Sin embargo, al juez Peinado le ha gustado el inmueble. Le ha cogido el gustillo a la Moncloa y ya se permite hasta cambiar los muebles de sitio. En una de estas, compra unas cortinas nuevas y se nos mete allí de okupa. Echa a Pedro y a Begoña de la vivienda, o los convierte en los protagonistas de Lo que queda del día, el peliculón de James Ivory, y a vivir. El presidente socialista como Stevens, el perfecto mayordomo interpretado por Hopkins, y la primera dama como la señorita Kenton, la deliciosa ama de llaves (Emma Thomson).

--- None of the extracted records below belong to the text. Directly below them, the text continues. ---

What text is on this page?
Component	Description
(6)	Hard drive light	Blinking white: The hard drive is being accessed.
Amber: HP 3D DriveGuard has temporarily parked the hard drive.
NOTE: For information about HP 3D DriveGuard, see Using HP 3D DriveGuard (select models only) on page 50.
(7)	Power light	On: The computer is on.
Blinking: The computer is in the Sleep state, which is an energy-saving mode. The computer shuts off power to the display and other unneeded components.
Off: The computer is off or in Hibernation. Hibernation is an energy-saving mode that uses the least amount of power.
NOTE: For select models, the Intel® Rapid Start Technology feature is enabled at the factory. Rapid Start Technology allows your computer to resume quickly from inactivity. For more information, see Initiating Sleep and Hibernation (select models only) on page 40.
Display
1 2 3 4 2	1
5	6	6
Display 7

Cualquier día, el magistrado se nos cuela en la Moncloa, cuelga los trajes y las maletas en el armario y convierte la casa del Gobierno en su juzgado particular, donde el aire acondicionado no se estropea como en Plaza Castilla y hay todas las comodidades. Y así hasta su jubilación, o hasta que Feijóo, Abascal y Alvise consumen el golpe trumpista y el caso Begoña termine cerrándose y durmiendo el sueño de los justos tras haber cumplido con su función.
Hay que tener cuidado con el juez Peinado, porque le ha hecho tilín el palacio presidencial y ya está pensando en los muebles y en el estucado de las paredes. Esa tarima que ha ordenado plantar en la sala para interrogar a Bolaños es solo el principio. Esa tarima rancia y apolillada propia de otros tiempos es el decorado de una Moncloa cuartelera y de un nuevo Antiguo Régimen, la base de la mesa de operaciones para la segunda cruzada nacional, donde Peinado, ya como mariscal de campo o Generalísimo, piensa mover sus peones de plomo y tanques judiciales sobre el mapa de España. Dice Joaquim Bosch que el sumario Begoña Gómez apunta a “prospectivo”. Nosotros creemos que es mucho más que eso: es un caso para despistar, una simple excusa o señuelo, ya que el objetivo final es la mudanza definitiva del juez Peinado, que quedará allí, en ese Airbnb monclovita, ya para siempre. En cuanto los ultras logren echar a los rojos, cuelgan el cartel de Se alquila, ponen el anuncio en El Idealista y le dan las llaves del chalé al juez. Hasta tiene chimenea y todo.